Kasus Madrais bukanlah fenomena baru terjadi di sebagian kalangan priayi pada abad ke-19.  Berakhirnya Perang Jawa (1825-1830) menyebabkan Belanda harus memilih sekutu tradisionalnya untuk menjinakkan pengaruh Islam politis yang terus mengancam keberadaan penjajah. Di samping itu, Belanda pun mendapatkan keuntungan ekonomis dari kalangan priayi ini. Kaum priayi dipandang memiliki otoritas tradisional yang bisa dimanfaatkan untuk menyukseskan kebijakan Tanam Paksa-nya. Dengan demikian, Tanam Paksa menjadi lahan pembiakan kelas menengah Jawa. Proses ini kemudian semakin mengeratkan loyalitas antara sebagian kalangan priayi dan Pemerintah Hindia Belanda.

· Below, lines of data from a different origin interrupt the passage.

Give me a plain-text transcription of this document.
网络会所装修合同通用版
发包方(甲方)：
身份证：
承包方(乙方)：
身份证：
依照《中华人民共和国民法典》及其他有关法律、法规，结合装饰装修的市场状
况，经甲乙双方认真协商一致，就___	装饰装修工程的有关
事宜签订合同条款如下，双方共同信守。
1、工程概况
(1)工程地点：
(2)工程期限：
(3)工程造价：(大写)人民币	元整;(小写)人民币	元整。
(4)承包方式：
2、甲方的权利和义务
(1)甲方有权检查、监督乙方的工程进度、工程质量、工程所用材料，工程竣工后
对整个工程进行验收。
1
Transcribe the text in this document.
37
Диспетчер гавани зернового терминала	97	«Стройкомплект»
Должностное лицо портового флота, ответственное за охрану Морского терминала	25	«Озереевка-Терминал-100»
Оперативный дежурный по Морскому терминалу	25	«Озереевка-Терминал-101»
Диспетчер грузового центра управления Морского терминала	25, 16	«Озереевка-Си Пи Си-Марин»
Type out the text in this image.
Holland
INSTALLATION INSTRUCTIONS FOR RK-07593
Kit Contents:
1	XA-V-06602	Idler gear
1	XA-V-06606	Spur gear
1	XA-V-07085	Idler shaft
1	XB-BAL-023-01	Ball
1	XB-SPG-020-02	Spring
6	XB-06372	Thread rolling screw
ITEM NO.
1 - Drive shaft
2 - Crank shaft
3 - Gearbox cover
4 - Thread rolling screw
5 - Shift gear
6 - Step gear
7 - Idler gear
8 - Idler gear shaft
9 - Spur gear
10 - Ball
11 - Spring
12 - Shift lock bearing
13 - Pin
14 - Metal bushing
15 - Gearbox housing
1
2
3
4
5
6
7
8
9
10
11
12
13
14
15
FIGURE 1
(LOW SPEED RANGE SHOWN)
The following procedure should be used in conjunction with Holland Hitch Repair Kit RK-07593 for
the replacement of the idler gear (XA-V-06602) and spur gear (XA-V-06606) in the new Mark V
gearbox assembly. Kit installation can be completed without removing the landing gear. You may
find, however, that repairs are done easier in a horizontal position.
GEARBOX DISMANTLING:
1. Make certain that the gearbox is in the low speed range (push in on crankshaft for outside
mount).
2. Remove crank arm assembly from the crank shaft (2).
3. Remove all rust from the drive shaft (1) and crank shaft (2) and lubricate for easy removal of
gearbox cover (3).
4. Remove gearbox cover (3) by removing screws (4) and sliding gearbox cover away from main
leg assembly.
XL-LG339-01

Loyalitas inilah yang kemudian mengembangkan modernitas di kalangan priayi. Di sisi lain, timbul pula kecenderungan nativistik melalui perwujudan kebudayaan pra-Islam sehingga muncullah sentimen  anti-Islam di kalangan ini. Secara tersirat mereka menyatakan bahwa peralihan keyakinan ke Islam adalah sebuah kesalahan peradaban dan bahwa kunci dalam modernitas yang sesungguhnya terletak pada penggabungan pengetahuan modern ala Eropa dengan restorasi kebudayaan Hindu-Jawa. Bahkan, Islam dipandang sebagai penyebab mundurnya wujud paling agung dari kebudayaan tersebut, yakni Kerajaan Majapahit.

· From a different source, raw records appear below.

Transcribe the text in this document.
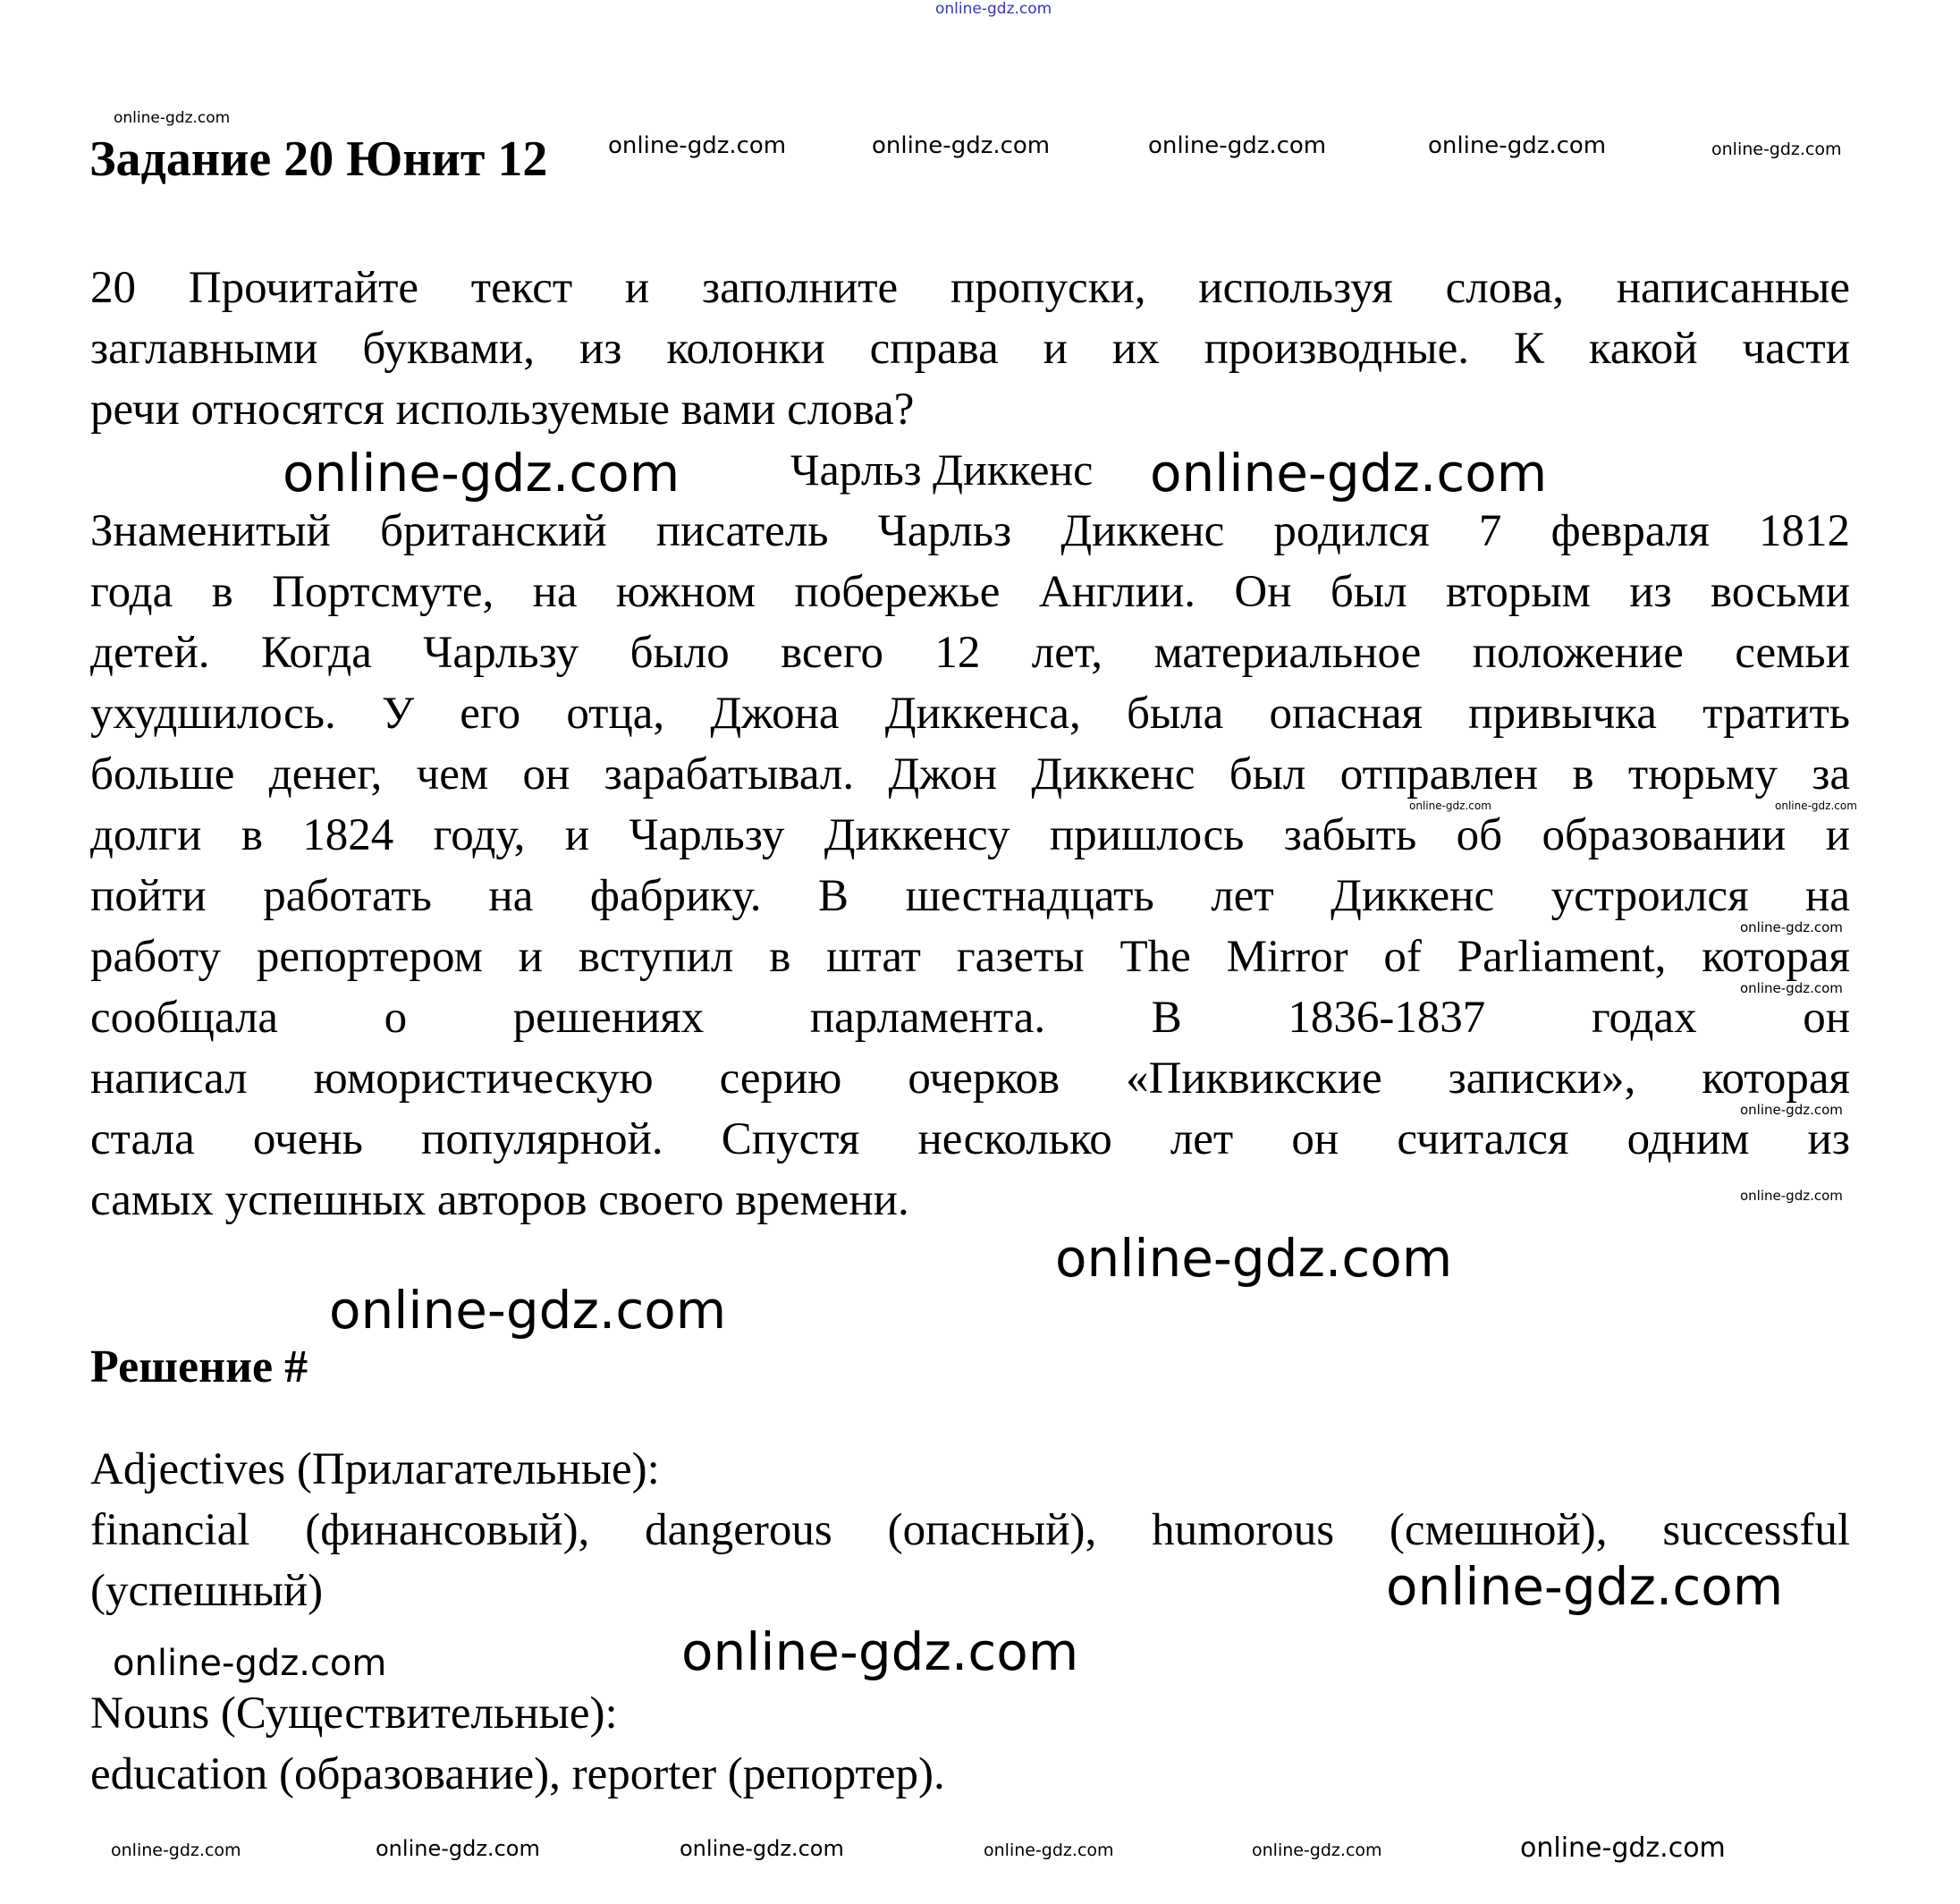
online-gdz.com
Задание 20 Юнит 12
20 Прочитайте текст и заполните пропуски, используя слова, написанные
заглавными буквами, из колонки справа и их производные. К какой части
речи относятся используемые вами слова?
Чарльз Диккенс
Знаменитый британский писатель Чарльз Диккенс родился 7 февраля 1812
года в Портсмуте, на южном побережье Англии. Он был вторым из восьми
детей. Когда Чарльзу было всего 12 лет, материальное положение семьи
ухудшилось. У его отца, Джона Диккенса, была опасная привычка тратить
больше денег, чем он зарабатывал. Джон Диккенс был отправлен в тюрьму за
долги в 1824 году, и Чарльзу Диккенсу пришлось забыть об образовании и
пойти работать на фабрику. В шестнадцать лет Диккенс устроился на
работу репортером и вступил в штат газеты The Mirror of Parliament, которая
сообщала о решениях парламента. В 1836-1837 годах он
написал юмористическую серию очерков «Пиквикские записки», которая
стала очень популярной. Спустя несколько лет он считался одним из
самых успешных авторов своего времени.
Решение #
Adjectives (Прилагательные):
financial (финансовый), dangerous (опасный), humorous (смешной), successful
(успешный)
Nouns (Существительные):
education (образование), reporter (репортер).
online-gdz.com
online-gdz.com	online-gdz.com	online-gdz.com	online-gdz.com	online-gdz.com
online-gdz.com	online-gdz.com
online-gdz.com	online-gdz.com
online-gdz.com
online-gdz.com
online-gdz.com
online-gdz.com
online-gdz.com
online-gdz.com
online-gdz.com
online-gdz.com	online-gdz.com
online-gdz.com	online-gdz.com	online-gdz.com	online-gdz.com	online-gdz.com	online-gdz.com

Gagasan semacam itu lahir dari rahim sastra anonim yang berkembang pada abad ke-19. Hal itu seperti yang terlihat dalam Babad Kedhiri, Suluk Gatolocho, dan Serat Dharmogandhul, yang merendahkan dan mengolok-olok Islam (MC Ricklefs, Mengislamkan Jawa: Sejarah Islamisasi di Jawa dan Penentangnya dari 1930 sampai Sekarang, terj. FX Sunardi dan Satrio Wahono, Jakarta: Serambi, 2012, hlm 53).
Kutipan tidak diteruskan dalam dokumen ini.